10 April 2014
Tyndall to lead EU project to design next-generation devices
Tyndall National Institute in Cork, Ireland is leading a European research project to develop a test environment to help create the electronic and photonic devices of the future.
Led by professor Eoin P. O’Reilly, head of the Theory, Modelling and Design Centre at Tyndall, the project DEEPEN (from atom-to-Device Explicit simulation Environment for Photonic and Electronic Nanostructures) will involve Tyndall-based researchers working in close partnership with research teams from across Europe, including ETH Zurich (Switzerland), Osram Opto Semiconductors GmbH (Regensburg, Germany), Paul-Drude-Institut für Festkörperelektronik (PDI, Berlin, Germany), technology computer-aided design (TCAD) software provider Synopsys (Zurich, Switzerland) and University of Rome ‘Tor Vergata’ spin-off Tiberlab S.r.l. (Rome, Italy). The project will use its members’ combined expertise in device design and nanomaterials to help revolutionize the design and implementation of future electronic and photonic devices.

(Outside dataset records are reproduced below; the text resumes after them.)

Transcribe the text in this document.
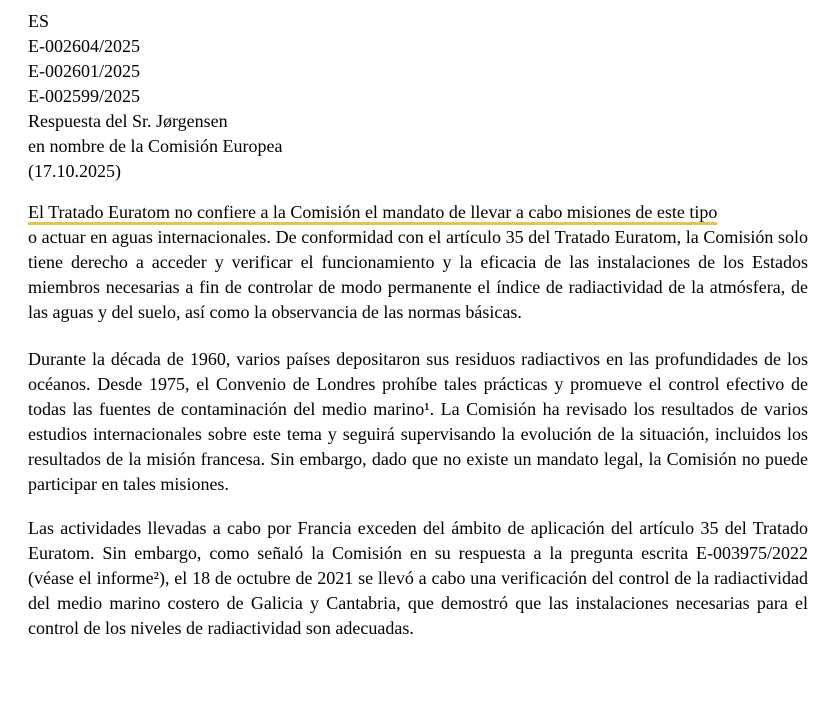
ES
E-002604/2025
E-002601/2025
E-002599/2025
Respuesta del Sr. Jørgensen
en nombre de la Comisión Europea
(17.10.2025)

El Tratado Euratom no confiere a la Comisión el mandato de llevar a cabo misiones de este tipo
o actuar en aguas internacionales. De conformidad con el artículo 35 del Tratado Euratom, la Comisión solo tiene derecho a acceder y verificar el funcionamiento y la eficacia de las instalaciones de los Estados miembros necesarias a fin de controlar de modo permanente el índice de radiactividad de la atmósfera, de las aguas y del suelo, así como la observancia de las normas básicas.

Durante la década de 1960, varios países depositaron sus residuos radiactivos en las profundidades de los océanos. Desde 1975, el Convenio de Londres prohíbe tales prácticas y promueve el control efectivo de todas las fuentes de contaminación del medio marino¹. La Comisión ha revisado los resultados de varios estudios internacionales sobre este tema y seguirá supervisando la evolución de la situación, incluidos los resultados de la misión francesa. Sin embargo, dado que no existe un mandato legal, la Comisión no puede participar en tales misiones.

Las actividades llevadas a cabo por Francia exceden del ámbito de aplicación del artículo 35 del Tratado Euratom. Sin embargo, como señaló la Comisión en su respuesta a la pregunta escrita E-003975/2022 (véase el informe²), el 18 de octubre de 2021 se llevó a cabo una verificación del control de la radiactividad del medio marino costero de Galicia y Cantabria, que demostró que las instalaciones necesarias para el control de los niveles de radiactividad son adecuadas.
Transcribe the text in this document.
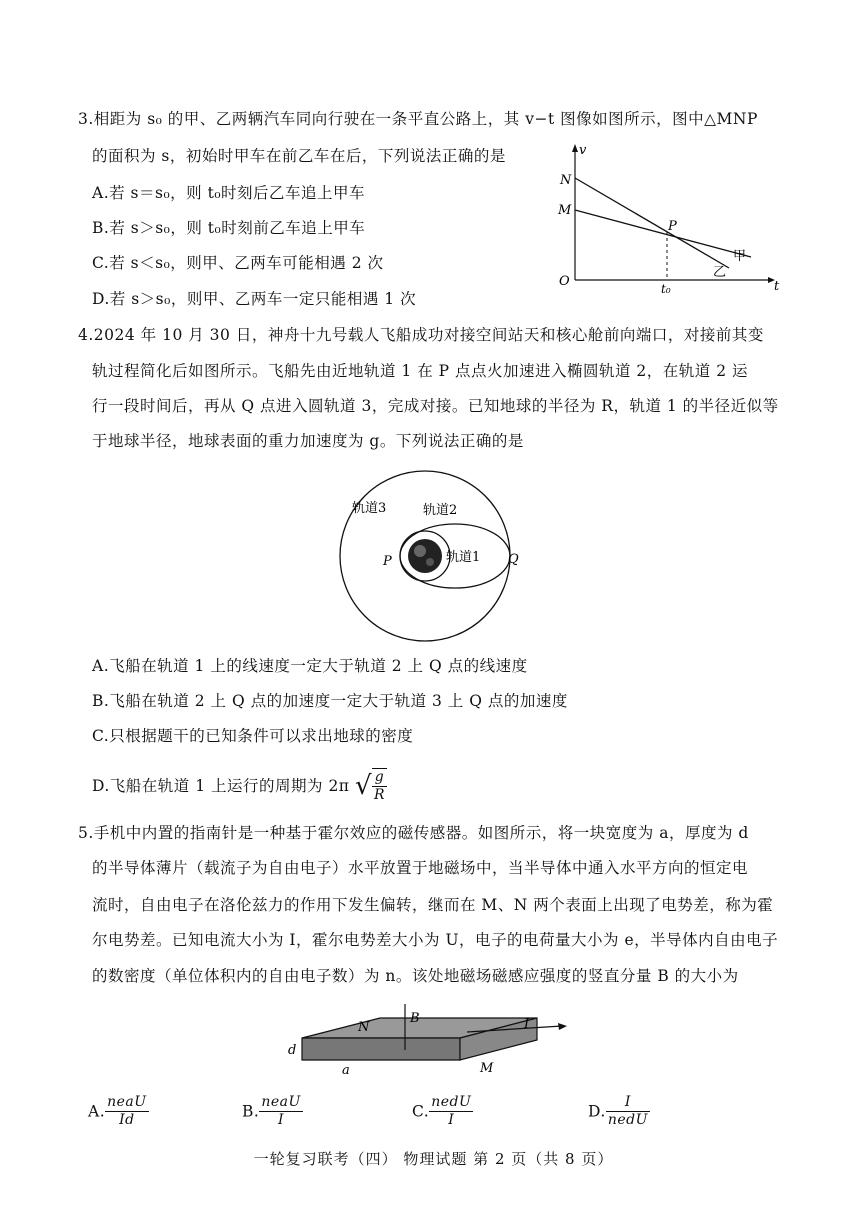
3.相距为 s₀ 的甲、乙两辆汽车同向行驶在一条平直公路上，其 v−t 图像如图所示，图中△MNP
的面积为 s，初始时甲车在前乙车在后，下列说法正确的是
A.若 s＝s₀，则 t₀时刻后乙车追上甲车
B.若 s＞s₀，则 t₀时刻前乙车追上甲车
C.若 s＜s₀，则甲、乙两车可能相遇 2 次
D.若 s＞s₀，则甲、乙两车一定只能相遇 1 次
v
t
O
N
M
P
t₀
甲
乙
4.2024 年 10 月 30 日，神舟十九号载人飞船成功对接空间站天和核心舱前向端口，对接前其变
轨过程简化后如图所示。飞船先由近地轨道 1 在 P 点点火加速进入椭圆轨道 2，在轨道 2 运
行一段时间后，再从 Q 点进入圆轨道 3，完成对接。已知地球的半径为 R，轨道 1 的半径近似等
于地球半径，地球表面的重力加速度为 g。下列说法正确的是
轨道3	轨道2
轨道1
P	Q
A.飞船在轨道 1 上的线速度一定大于轨道 2 上 Q 点的线速度
B.飞船在轨道 2 上 Q 点的加速度一定大于轨道 3 上 Q 点的加速度
C.只根据题干的已知条件可以求出地球的密度
D.飞船在轨道 1 上运行的周期为 2π √ $\frac{g}{R}$
5.手机中内置的指南针是一种基于霍尔效应的磁传感器。如图所示，将一块宽度为 a，厚度为 d
的半导体薄片（载流子为自由电子）水平放置于地磁场中，当半导体中通入水平方向的恒定电
流时，自由电子在洛伦兹力的作用下发生偏转，继而在 M、N 两个表面上出现了电势差，称为霍
尔电势差。已知电流大小为 I，霍尔电势差大小为 U，电子的电荷量大小为 e，半导体内自由电子
的数密度（单位体积内的自由电子数）为 n。该处地磁场磁感应强度的竖直分量 B 的大小为
N
B	I
d
a	M
A. $\frac{\text{neaU}}{Id}$	B. $\frac{\text{neaU}}{I}$	C. $\frac{\text{nedU}}{I}$	D. $\frac{I}{\text{nedU}}$
一轮复习联考（四） 物理试题 第 2 页（共 8 页）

Picture: The DEEPEN project team (left to right): professor Mathieu Luisier (ETH Zurich), Dr Lutz Geelhaar (Paul Drude Institute Berlin), professor Eoin O'Reilly (Tyndall), Dr Alvaro Gomez-Iglesias (Osram Opto Semiconductors), Dr Fabio Sacconi (TiberLab) and Dr Axel Erlebach (Synopsys).
Specifically, DEEPEN will develop an integrated open-source multiscale simulation environment, targeted at problems common to future nanoscale electronic and photonic devices. New device simulators require an atomic-scale description of selected critical regions of a transistor or LED to capture details that are otherwise inaccessible. They must also resolve the considerable uncertainty in many critical parameters required for device optimization. DEEPEN is addressing both these issues, coherently combining state-of-the-art existing methods and developing new methodologies, integrated within a multiscale framework spanning from first-principles to macroscopic models.
DEEPEN brings together groups with expertise not just in simulation, but also in its application to device design and optimization. It builds on Tyndall and ETH Zurich’s expertise in material and device properties, with experimental input from PDI also critical for validation of the multiscale models to be developed. Of the industry partners, tiberlab will implement the multiscale software framework, Synopsys will provide technology computer-aided design (TCAD) simulation software, and industrial end-user Osram Opto Semiconductors will provide experimental validation and test the simulation environment for device design and investigation. Future code distribution will be supported through TiberLAB’s existing support environment at www.tibercad.org.
The nanoscale models to be developed will address the challenging problem not just of predicting quantitatively the electronic bands and quantum phenomena at the nanoscale but also of linking these critical properties to overall device behaviour. The project emphasizes aggressive dissemination of results to maximize impact, including the organization of Training Schools and an International Workshop, as well as the release and support of demonstration software and the open-source interfaces. Overall, the project aims to strengthen European competitiveness, with clear routes to exploitation of the technology.
Funded by a €2.69m contribution under the European Union’s Seventh Framework Program (EU FP7, subprogram NMP.2013.1.4-1), the three-year €3.82m project (from January 2014 to end-2016) is being formally launched in Athens, Greece at the Industrial Technologies 2014 conference (9-11 April), which integrates nanotechnology, biotechnology, advanced materials and new production technologies, and offers opportunities for developing research and industry collaborations by showcasing research, innovations and rising companies from around Europe.
DEEPEN is a direct response to industry’s need to track and analyse performance at the atomic scale of a design process. To address this issue, researchers aim to develop an efficient and robust framework that allows different computer codes to be merged. Using this open-source framework, the integrated simulation tools will enable developers to track a device’s overall performance changes at a particularly detailed and precise level during testing.
“The DEEPEN project gives us an opportunity to work with leading academic and industry partners in this challenging but highly rewarding area,” said O’Reilly at the conference. “Our work will have a direct impact on future device design and optimization. In addition, our development of open-source codes will help to open up this field to the wider research community”.
DEEPEN is part of a cluster of five projects funded under FP7 that are being launched at the Multiscale Modelling workshop in Athens. The cluster is intended to enable knowledge exchange, in order to foster adoption of novel approaches for multi-scale modelling.